The effects of calorie restriction on mammary tumorigenesis via modulation of microRNAs

Breast cancer is the most common cancer among US women, excluding skin cancer, and much effort has been directed toward the development of prevention and treatment strategies. Calorie restriction (CR) is a dietary intervention that has potent anticancer effects in preclinical animal models of breast cancer. The mechanisms behind the protective effects of CR are under investigation, although the influence of CR on the regulation of microRNAs (miRNAs), small RNA species that ubiquitously act as post-transcriptional regulators of gene expression, in the context of breast cancer has not been extensively explored. Due to the established inhibitory effects of CR on breast cancer progression and the recognized dysregulation of miRNAs as a result and contributing factor of tumorigenesis, I hypothesized that CR would alter miRNA expression, both at the individual and global levels, and that this modulation would contribute to the inhibition of mammary tumorigenesis observed with CR. Caloric restriction studies were conducted in rodent models of luminal and basal-like breast cancer and miRNA expression changes and resultant effects on tumorigenesis were analyzed. In the context of luminal cancer, CR normalized the expression of miR-200a, a miRNA positively-associated with progression, in mammary tumors. Inhibition of miR-200a function, mimicking CR’s effect on this miRNA, reduced mammary cancer cell proliferation. In basal-like cancer, CR was found to dually inhibit insulin-like growth factor-1 (IGF-1) signaling through the reduction of circulating substrate and the resultant upregulation of miR-15b, which targets IGF-1 receptor (IGF-1R) and reduced its expression. Overexpression of miR-15b subsequently inhibited mammary cancer cell proliferation.
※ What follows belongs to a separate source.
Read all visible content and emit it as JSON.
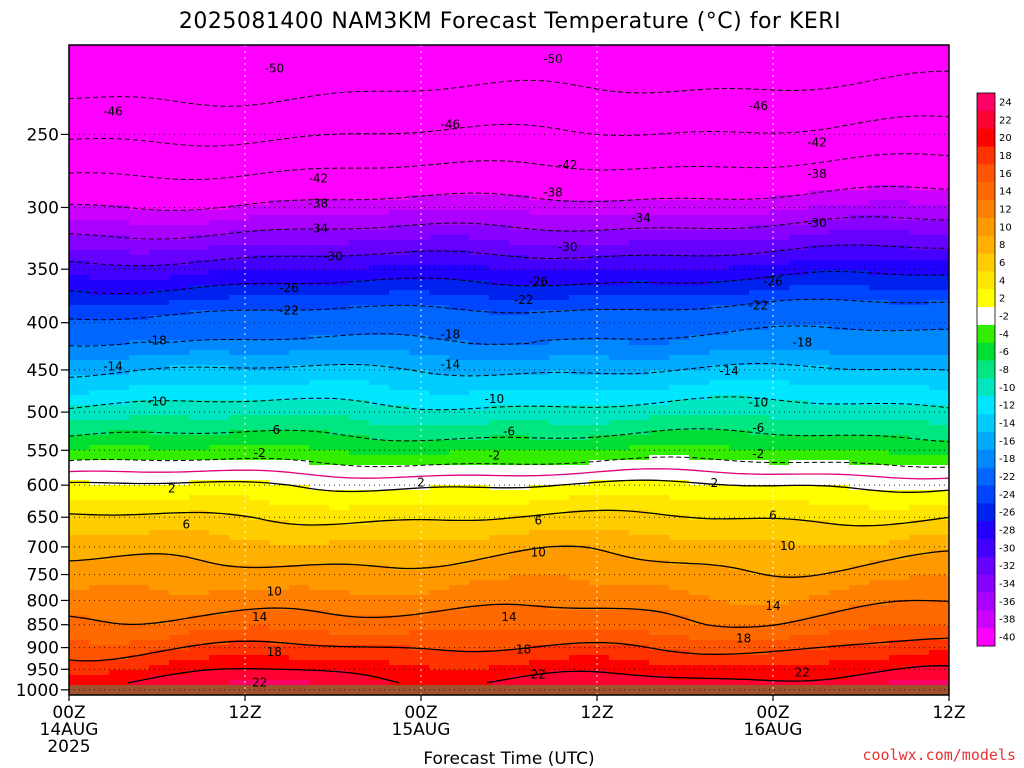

Furthermore, CR was found to affect global miRNA expression, by broadly upregulating miRNA expression in luminal mammary tumors, where miRNAs are commonly downregulated. This broad upregulation was associated with an increase in Dicer expression. Due to the challenges associated with the wide application of CR over the course of a lifetime, increasing interest is developing for the use of CR mimetics. The CR mimetics, metformin and rapamycin, were found to modulate the expression of distinct miRNAs in murine pancreatic tumors, suggesting that the protective effects of CR against tumorigenesis through miRNA regulation could be pharmacologically mimicked.